Barta comprit qu'il lui avait appris quelque chose qu'elle ne savait pas.
— Des dizaines de fois supérieure à la vitesse du son dis-tu ? Intéressant…
— Je ne t'aurais pas communiqué mon prénom par hasard… avant de l'oublier ?
— Ton nom c'est Lupanar. Ton prénom… tu ne me l'as pas confié. Ou je ne m'en souviens pas.
— … Ok…
— Sinon, dis-moi, tu es bien sûre que ce portail mène vers la planète Terre ?
— En toute logique… oui.
— Sûre de sûre ?
— Oui…
— Intéressant, sourit Stanis.
— …
— Dis-moi, à supposer que je sois capable d'atteindre dix fois la vitesse du son, que se passera-t-il une fois que je serai passé de l'autre côté ? Attends… Permets-moi de reformuler ma question : à supposer que je parvienne à retourner sur Terre, qui se dressera entre moi et le siège d'Empereur ?
— …
Tagoma, Kiwi et Danmarine.
Je ne sais pas si tu les connais.
— Juste ces trois-là ?
— Je pense.
— Intéressant, sourit Barta.
— Après, ça fait pas très longtemps que j'ai rejoint l'Empire, donc je ne suis pas très au fait de l'organigramme, admit Lysandre Lupanar - qui ne s'écoutait plus parler depuis 3 bonnes minutes.
— Ah ça… je me doute bien que tu es nouvelle…
— Et à quoi tu vois ça ?
— Tu ne sembles pas savoir qui je suis.
— Je devrais ?
— Oui et non. Mais tu as reconnu mon visage tout à l'heure.
Ce qui veut dire que Danmarine et Kiwi n'ont pas aussi bien effacé les traces qu'ils l'auraient voulu.
— Effacer les traces ?
De quoi tu parles ? s'intéressa finalement Lupanar, qui se posa en tailleur pour se tourner vers Stanis.
— J'ai été banni par les deux frères.
Mon nom et mon visage ont certainement été gommés des registres. Et enfouis dans les mémoires.
— Banni comment ? Pourquoi ?
— Les deux frères voulaient le Gâteau-Monde pour eux tous seuls.
Du coup ils ont déporté - sur divers planètes - tous les Impériaux qui étaient plus forts qu'eux deux réunis.
J'en faisais partie.
Les sentiments contradictoires se bousculèrent dans la tête de la jeune fille – restée bouche bée.
Un seul mot retrouva le chemin des lèvres charnues de Boucle d'Or.
— Comment ?
— C'est long à expliquer. Ils ont profité de l'agitation durant la dernière guerre mondiale.
Le Sénateur Sorbet ainsi que le ministre Zâbon ont tous les deux collaboré.
— … Et tu voudrais retourner sur Terre pour réclamer des comptes à toute cette brochette de collabos ?
Et prétendre au fauteuil d'Empereur dans la foulée ?

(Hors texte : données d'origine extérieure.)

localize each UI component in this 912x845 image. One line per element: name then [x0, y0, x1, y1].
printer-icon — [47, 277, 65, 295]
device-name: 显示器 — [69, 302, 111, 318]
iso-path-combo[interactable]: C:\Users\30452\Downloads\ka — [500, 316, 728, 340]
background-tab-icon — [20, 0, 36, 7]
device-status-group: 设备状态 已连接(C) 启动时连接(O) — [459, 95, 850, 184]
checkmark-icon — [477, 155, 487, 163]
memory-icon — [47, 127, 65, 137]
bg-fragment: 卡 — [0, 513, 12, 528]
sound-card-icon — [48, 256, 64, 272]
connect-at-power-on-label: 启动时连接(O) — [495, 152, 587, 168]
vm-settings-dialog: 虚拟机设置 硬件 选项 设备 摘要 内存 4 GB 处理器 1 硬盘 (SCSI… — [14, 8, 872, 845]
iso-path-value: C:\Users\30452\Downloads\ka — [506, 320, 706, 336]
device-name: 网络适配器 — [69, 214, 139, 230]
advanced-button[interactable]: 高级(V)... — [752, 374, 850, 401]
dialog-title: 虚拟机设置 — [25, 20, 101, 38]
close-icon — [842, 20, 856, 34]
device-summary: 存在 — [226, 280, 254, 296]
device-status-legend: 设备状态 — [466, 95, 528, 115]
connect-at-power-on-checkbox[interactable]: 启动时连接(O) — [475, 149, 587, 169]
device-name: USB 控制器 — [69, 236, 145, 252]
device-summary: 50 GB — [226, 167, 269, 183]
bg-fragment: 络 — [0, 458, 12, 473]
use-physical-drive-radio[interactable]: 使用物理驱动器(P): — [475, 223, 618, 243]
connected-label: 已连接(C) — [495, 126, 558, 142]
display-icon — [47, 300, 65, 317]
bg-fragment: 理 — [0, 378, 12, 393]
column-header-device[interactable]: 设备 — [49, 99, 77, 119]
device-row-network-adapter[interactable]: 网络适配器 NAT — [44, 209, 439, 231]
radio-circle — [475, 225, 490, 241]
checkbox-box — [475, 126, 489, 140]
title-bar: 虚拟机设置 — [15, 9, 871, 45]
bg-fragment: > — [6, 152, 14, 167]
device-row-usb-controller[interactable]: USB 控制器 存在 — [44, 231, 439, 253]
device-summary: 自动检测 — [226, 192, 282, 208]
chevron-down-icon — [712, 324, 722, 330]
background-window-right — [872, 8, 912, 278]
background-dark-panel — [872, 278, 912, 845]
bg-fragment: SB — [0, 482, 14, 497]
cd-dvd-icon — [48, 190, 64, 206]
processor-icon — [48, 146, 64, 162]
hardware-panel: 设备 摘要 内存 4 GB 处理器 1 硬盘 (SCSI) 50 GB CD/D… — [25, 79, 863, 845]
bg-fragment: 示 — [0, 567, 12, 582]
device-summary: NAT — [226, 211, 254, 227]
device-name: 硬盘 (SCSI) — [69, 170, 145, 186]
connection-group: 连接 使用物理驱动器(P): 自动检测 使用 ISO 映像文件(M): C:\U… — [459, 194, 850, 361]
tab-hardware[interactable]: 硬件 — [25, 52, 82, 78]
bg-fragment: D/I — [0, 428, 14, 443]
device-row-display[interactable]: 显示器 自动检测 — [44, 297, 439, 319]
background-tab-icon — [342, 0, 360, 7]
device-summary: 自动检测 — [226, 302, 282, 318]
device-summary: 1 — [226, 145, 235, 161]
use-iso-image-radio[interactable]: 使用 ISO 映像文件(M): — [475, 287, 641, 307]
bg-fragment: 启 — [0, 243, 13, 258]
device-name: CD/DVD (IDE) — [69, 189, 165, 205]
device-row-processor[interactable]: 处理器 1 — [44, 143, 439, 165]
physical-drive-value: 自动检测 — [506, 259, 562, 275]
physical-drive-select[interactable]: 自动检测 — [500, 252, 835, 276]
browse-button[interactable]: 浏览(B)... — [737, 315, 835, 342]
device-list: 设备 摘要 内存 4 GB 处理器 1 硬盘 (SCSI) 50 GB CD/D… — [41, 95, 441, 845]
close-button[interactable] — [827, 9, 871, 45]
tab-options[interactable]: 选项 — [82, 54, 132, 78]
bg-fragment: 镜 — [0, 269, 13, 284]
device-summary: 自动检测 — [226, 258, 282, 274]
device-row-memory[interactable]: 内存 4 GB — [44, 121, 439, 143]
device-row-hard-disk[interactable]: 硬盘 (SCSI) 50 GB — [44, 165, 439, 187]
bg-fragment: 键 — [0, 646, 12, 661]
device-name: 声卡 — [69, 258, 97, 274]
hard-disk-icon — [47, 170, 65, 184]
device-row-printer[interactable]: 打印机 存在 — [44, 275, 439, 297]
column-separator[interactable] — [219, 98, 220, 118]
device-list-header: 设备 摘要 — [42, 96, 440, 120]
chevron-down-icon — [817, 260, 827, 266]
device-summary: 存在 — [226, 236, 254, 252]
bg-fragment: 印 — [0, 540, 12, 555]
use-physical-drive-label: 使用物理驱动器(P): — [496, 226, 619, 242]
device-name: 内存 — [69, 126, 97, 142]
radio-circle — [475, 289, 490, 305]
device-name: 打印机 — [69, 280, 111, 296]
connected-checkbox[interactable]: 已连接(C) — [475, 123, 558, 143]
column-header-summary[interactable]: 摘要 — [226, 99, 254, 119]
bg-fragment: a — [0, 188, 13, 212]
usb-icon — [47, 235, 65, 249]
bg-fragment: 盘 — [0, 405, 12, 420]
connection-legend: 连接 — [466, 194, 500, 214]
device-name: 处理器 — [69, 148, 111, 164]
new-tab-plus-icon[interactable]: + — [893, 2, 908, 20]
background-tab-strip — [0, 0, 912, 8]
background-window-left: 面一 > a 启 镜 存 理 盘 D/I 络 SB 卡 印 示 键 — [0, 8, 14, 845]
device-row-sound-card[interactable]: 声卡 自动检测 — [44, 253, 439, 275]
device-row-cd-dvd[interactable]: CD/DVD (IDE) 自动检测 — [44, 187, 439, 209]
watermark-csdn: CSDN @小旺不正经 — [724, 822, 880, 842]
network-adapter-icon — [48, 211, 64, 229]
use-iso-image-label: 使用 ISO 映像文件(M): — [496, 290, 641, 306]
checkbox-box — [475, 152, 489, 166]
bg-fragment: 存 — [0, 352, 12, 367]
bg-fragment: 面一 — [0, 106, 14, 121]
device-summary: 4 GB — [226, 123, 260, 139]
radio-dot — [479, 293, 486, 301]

— MAMA ! TU VOUDRAIS BIEN FAIRE MES VALISES AVANT D'ALLER TE COUCHER S'IL TE PLAIT ?
— ……… POURQUOI FAIRE ?!Barta ne répondit pas tout de suite. Il baissa le regard vers Lysandre…
… et dévisagea subitement cette dernière - intensément - sur un immense sourire brûlant, et un regard entièrement incendié, qui hissèrent haut le cœur de la jeune sang-mêlé.
— LA FILLE ET MOI ON SE CASSE D'ICI.